Dreams, nightmares inhabit Leary legacy
Reading the news about Fr. John Leary, Fr. Michael Toulouse and Fr. Michael Treleaven has been supremely discouraging for this Gonzaga University alum.
I knew Fr. Leary, Gonzaga’s former president, during his long sojourn. I call it a sojourn because he always told me he would return to Gonzaga one day.
Like Mark Twain and other American nomads who leave homes to which they can never return, Jack Leary eventually came to Nevada.
I met him when he arrived in Reno, my hometown. I was a Gonzaga sophomore on summer break taking a religious history course through Old College, Fr. Leary’s unusual and daring liberal studies experiment.
Housed at St. Thomas Aquinas Cathedral in downtown Reno, Old College wasn’t far from casino row and the famous archway welcoming visitors to the “Biggest Little City in the World.” Fr. Leary transformed a drab domain – some musty storage areas – into classrooms and offices.
Old College wasn’t fully accredited when I applied, so when Gonzaga approved the course, I was relieved – I needed the credits. But then, helping students was an integral part of the university’s character.
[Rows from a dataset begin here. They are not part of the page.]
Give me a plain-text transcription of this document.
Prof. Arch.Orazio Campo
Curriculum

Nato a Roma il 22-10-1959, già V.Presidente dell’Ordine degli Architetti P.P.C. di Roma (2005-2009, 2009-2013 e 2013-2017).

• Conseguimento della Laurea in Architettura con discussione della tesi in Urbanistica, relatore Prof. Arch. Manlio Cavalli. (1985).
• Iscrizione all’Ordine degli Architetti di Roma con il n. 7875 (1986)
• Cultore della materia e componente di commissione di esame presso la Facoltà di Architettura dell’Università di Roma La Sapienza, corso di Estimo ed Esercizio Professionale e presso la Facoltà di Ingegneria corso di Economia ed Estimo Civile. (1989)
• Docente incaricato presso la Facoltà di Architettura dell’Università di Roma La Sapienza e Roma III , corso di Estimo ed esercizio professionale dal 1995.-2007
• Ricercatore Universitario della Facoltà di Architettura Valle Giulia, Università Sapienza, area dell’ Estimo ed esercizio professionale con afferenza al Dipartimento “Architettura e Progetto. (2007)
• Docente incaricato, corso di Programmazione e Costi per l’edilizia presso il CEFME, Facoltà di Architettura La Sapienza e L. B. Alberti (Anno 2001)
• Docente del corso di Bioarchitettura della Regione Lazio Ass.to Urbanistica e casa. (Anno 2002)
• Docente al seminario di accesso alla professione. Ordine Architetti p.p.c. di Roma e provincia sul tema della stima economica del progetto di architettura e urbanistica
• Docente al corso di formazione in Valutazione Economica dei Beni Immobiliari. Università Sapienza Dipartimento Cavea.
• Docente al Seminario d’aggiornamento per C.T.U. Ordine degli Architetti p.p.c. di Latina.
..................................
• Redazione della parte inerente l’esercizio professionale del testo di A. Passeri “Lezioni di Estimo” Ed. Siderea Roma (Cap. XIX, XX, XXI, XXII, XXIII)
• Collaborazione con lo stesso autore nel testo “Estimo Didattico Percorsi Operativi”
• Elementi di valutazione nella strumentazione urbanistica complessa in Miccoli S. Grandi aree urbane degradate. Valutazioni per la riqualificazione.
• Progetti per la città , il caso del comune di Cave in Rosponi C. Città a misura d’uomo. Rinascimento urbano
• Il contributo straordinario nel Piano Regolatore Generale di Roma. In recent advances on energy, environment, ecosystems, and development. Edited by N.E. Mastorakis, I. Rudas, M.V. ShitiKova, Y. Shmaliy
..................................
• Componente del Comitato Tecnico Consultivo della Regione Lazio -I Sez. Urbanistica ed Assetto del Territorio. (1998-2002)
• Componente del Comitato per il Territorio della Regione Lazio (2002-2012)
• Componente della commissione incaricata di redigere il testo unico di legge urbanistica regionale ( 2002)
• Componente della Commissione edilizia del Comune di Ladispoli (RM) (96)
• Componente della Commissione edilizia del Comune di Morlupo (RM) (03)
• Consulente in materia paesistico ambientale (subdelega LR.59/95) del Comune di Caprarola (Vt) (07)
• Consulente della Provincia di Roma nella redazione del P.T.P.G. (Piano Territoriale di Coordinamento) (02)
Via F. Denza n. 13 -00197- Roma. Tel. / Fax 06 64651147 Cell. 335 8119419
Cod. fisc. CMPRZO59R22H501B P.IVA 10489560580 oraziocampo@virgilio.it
Academic Vice President Fr. Peter Ely once waived my tuition. Stan Fairhurst, Gonzaga’s finance director, helped me pay for graduate school interview travel. Various professors wrote glowing recommendations. And in her role as student advocate, Student Life Vice President Sue Weitz was an uplifting friend.
I was grateful to Gonzaga and at Old College that summer, a part of me felt renewed.
The desert’s bland heat seemed to give way to the cool fall colors of ivy-draped academe, right there in the vapid soul of Gambling Town, USA. For a while, my worries faded – the recession-mired economy, whether I could afford next year’s tuition, our single-parent family’s mighty 28-year struggle with my sister’s muscular dystrophy.
My summer religious studies professor was brilliant but self-effacing. Through his meticulous reading of the Old Testament, I saw how human hands had shaped the script of God. I learned the importance of separating interpretation, error, and misjudgment from essential truth, all from a Jesuit priest with the sophistication of a New Yorker and the casual attire of a comfortable man.
Far more rambunctious than his Jesuit colleague and rarely without his white, clean collar, Fr. Leary was a dreamer and an envelope pusher. When I met him, he was dreaming of Nevada’s first law school, which would later graduate several people I knew, middle-aged teachers and casino workers and fellow dreamers who risked their careers to change their lives.
Online accounts note that Old College School of Law was indeed Nevada’ s first law school, established in 1981 by “former Gonzaga president John Leary, S.J,” who persuaded the Gannett Company to donate the school’s home at the Reno Gazette-Journal’s retired newspaper plant. Chronically short of money, the school closed seven years later. But 85 percent of its graduates passed the bar exam the first time they took it.
Jack Leary was a rebel, yes, but to me always a perfect gentleman, which makes the allegations about him so hard to take.
When we spoke, the theme of his personal heartbreak about leaving Gonzaga came up repeatedly. It bothered him immensely, but he never said why, only that “Gonzaga would always be his greatest love.” He never let on about his problems there, but I don’t suppose he would have.
When I asked Gonzaga faculty why Jack Leary left, in hindsight I guess they recited a playbook litany. “He spent too much money.” “He took too many risks.” “He built the dorms, but almost bankrupted the school.” It was time for a “steadier hand, like we have with Barney Coughlin.”
An equally charismatic GU philosophy professor told me the Jesuits had Fr. Leary “on a long and loose-fitting leash.” Much tightened, the thinking went, and they might strangle the innovator within, the man who, everyone agreed, built so much of the Gonzaga we knew.
If Father Leary committed the terrible crimes alleged, I am sorry for him, but for his victims especially. Their pain has only been compounded by time, that healer of all wounds which is bound to fail in the absence of verity.
Jack Leary’s travels brought good things to many people. It’s odd now to think of him as banished to a kind of purgatory, wandering for a time in the desert among the empty neon lights. If he left victims in his wake, then he – like them – must have wandered for a very long time hollow and alone.